Will public stomach higher taxes to fund spending splurge?

Faisal Sheikh, Lecturer in Accounting and Finance at the University of Salford Business School, reacts to the Budget, announced by Chancellor Rishi Sunak today.

Faisal said: “I predict that from a policy perspective monetarism will remain on the backburner and Keynesian economic policy (high spending underpinned by burgeoning taxes) will remain ‘King’ for at least a generation. The question is whether the British public can stomach tax rises which are currently funding the continued spending spree?

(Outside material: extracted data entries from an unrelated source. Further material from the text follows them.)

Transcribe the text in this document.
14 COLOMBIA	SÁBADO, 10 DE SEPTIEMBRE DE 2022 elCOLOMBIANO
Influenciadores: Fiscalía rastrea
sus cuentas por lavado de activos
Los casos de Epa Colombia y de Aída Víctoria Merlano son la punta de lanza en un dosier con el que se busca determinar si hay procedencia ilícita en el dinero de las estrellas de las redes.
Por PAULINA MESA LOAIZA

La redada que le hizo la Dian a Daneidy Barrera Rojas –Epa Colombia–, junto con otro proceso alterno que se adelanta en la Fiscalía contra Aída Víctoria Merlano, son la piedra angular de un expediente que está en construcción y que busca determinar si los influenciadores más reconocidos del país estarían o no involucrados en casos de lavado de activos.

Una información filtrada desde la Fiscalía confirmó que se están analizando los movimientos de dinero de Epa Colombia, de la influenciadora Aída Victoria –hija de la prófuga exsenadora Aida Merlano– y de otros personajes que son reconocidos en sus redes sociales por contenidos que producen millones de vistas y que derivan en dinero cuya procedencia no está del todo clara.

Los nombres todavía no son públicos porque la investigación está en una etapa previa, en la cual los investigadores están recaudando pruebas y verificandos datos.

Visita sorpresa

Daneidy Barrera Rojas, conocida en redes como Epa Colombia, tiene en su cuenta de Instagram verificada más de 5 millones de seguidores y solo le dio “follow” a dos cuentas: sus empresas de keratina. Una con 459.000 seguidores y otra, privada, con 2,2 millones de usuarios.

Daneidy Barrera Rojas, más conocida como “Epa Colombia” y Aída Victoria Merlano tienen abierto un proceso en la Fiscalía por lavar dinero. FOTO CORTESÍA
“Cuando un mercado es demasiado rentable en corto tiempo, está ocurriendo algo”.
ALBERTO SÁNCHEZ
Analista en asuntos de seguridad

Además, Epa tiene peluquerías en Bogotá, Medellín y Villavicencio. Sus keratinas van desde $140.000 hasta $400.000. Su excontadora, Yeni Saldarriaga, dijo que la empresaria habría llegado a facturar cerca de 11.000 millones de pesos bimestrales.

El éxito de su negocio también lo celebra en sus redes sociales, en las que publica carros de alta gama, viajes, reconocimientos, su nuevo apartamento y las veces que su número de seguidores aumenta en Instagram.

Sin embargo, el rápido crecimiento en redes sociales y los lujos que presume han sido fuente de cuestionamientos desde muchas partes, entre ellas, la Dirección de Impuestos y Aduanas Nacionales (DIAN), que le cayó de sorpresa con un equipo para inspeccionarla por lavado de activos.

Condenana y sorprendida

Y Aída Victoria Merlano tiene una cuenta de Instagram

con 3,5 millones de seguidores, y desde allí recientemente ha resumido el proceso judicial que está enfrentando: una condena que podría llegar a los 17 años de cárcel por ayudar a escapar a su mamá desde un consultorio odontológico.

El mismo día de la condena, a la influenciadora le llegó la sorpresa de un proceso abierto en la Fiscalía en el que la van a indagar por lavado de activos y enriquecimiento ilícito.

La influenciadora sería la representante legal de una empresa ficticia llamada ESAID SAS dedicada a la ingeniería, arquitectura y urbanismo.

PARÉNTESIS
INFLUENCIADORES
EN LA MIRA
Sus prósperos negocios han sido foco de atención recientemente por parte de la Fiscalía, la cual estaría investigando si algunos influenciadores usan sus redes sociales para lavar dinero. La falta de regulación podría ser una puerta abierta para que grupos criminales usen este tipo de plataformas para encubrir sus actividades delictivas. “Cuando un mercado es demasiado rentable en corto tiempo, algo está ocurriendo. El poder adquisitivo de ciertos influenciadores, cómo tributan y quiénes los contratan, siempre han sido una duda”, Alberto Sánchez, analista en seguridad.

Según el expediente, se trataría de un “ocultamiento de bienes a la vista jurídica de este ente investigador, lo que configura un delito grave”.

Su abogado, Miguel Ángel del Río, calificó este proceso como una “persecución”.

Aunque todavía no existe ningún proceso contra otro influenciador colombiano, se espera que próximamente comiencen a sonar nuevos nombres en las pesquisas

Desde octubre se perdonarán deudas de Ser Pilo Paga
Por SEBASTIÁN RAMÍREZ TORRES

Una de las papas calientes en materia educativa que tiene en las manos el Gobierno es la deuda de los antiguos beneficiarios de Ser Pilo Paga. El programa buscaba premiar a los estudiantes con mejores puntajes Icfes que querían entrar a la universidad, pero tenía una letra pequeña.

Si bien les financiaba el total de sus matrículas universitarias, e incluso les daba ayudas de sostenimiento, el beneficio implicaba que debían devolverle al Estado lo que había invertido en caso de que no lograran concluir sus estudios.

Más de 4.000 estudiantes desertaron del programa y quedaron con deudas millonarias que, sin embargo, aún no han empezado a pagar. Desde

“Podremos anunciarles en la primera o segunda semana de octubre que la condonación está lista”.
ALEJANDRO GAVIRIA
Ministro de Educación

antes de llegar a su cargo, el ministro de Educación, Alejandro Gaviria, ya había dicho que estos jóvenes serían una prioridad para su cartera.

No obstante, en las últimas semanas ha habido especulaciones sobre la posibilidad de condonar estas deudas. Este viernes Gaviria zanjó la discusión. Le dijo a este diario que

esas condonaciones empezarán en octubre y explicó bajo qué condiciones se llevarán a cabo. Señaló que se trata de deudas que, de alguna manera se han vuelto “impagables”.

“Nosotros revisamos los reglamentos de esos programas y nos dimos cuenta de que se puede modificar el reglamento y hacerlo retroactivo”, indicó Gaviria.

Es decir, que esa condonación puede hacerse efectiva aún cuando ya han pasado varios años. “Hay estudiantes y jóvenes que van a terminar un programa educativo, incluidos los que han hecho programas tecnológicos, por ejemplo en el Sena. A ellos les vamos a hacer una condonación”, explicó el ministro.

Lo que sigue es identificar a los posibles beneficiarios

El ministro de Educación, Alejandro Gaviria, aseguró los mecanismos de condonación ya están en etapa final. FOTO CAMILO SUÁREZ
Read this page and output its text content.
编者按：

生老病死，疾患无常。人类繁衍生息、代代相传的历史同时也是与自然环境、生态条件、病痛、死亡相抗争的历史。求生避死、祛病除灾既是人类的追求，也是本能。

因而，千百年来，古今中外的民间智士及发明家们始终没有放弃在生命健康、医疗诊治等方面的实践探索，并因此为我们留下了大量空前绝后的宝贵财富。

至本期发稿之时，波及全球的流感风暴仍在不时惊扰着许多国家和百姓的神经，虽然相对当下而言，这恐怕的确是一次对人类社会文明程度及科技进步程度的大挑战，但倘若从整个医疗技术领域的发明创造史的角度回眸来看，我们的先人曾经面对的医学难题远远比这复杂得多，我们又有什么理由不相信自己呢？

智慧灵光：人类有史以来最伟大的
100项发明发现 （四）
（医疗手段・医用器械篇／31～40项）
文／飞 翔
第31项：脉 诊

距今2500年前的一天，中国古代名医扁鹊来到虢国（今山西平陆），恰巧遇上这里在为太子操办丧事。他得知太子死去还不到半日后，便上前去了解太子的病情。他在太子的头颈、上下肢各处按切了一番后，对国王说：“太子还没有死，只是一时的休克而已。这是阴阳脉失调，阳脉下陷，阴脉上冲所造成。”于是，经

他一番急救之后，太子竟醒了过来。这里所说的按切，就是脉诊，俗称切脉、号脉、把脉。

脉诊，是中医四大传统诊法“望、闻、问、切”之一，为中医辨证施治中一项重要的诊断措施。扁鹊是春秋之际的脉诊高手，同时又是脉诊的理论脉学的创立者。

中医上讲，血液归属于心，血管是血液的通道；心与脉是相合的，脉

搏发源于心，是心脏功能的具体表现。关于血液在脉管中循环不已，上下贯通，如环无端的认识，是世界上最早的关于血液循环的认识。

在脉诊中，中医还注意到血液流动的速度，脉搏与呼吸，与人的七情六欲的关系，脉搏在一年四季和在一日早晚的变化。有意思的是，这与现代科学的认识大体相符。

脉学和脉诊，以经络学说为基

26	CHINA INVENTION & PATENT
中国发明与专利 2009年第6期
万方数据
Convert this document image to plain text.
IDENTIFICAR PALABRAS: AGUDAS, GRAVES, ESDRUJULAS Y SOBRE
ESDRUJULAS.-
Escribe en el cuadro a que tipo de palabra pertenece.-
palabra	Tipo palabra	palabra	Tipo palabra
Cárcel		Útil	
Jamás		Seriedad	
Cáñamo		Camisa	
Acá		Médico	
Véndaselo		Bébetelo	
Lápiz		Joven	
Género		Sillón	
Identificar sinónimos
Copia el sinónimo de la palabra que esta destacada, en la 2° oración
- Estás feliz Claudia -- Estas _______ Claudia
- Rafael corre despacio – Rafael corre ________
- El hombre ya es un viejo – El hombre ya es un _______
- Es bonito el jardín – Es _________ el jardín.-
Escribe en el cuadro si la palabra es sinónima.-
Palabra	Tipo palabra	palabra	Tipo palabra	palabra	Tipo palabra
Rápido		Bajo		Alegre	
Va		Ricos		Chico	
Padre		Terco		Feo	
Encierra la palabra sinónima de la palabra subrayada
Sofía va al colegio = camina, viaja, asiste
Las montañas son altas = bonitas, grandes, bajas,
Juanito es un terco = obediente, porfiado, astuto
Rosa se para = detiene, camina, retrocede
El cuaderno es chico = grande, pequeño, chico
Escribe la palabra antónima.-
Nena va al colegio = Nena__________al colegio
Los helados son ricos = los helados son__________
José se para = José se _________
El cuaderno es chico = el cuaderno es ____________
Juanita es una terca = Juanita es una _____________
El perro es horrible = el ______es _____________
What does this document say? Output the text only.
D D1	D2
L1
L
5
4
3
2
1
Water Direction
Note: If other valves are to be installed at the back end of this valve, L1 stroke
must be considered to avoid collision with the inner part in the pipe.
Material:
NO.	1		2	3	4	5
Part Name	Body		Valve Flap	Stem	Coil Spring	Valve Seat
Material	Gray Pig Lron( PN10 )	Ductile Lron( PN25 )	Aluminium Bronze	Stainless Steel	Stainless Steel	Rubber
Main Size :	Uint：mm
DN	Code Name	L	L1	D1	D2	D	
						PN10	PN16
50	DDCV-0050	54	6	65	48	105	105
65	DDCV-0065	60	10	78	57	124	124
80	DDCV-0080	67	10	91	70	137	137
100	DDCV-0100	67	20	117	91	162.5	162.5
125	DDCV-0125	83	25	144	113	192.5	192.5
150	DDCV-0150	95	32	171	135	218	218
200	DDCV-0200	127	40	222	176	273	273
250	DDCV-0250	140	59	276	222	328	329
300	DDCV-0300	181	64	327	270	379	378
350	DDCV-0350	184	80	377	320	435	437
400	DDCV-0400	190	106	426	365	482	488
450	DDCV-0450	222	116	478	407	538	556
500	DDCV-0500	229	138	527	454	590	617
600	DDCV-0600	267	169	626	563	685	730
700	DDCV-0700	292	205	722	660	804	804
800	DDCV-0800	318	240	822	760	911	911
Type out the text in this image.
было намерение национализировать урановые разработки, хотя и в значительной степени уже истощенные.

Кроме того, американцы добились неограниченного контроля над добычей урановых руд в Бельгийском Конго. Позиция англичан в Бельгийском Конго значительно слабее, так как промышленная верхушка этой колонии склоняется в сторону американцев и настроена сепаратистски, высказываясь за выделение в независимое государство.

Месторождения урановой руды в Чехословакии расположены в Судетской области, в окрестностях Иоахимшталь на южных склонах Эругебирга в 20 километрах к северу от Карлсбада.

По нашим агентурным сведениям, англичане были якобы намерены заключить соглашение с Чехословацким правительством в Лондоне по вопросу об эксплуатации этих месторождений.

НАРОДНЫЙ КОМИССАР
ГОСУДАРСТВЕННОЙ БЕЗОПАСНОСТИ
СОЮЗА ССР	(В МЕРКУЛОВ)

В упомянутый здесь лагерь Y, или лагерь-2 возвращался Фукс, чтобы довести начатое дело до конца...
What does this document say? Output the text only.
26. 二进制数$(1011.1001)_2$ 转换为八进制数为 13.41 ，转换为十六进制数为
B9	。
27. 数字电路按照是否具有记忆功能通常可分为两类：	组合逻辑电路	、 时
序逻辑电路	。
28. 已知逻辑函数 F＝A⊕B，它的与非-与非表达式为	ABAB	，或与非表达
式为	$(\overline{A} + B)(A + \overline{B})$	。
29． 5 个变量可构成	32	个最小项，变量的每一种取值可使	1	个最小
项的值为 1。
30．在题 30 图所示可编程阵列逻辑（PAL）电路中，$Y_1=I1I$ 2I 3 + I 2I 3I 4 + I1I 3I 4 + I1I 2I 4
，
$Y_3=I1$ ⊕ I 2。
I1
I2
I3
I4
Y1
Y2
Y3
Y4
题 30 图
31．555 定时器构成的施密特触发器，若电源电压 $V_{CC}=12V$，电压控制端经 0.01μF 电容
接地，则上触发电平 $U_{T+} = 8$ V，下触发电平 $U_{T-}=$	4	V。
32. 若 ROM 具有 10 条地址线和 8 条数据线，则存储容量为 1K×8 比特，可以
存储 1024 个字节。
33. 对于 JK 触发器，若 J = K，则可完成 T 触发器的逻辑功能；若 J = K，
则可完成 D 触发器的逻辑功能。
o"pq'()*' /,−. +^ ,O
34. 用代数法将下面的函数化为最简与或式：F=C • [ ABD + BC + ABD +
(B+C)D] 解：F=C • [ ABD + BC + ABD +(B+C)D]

“The most eye-catching announcements are an extra £4.7bn for children’s education, an extra £2bn for further education and significant cut in Air Passenger Duty which be welcomed by the battered travel and tourism industry. There is also Christmas cheer with a cancellation of a planned rise in the duty on spirits, wine, cider and beer.

“Personally I find the cut to Air Passenger Duty problematic given that we are experiencing irreversible climate change and scientific experts are warning of mass environmental upheaval such as desertification and acute water shortages.”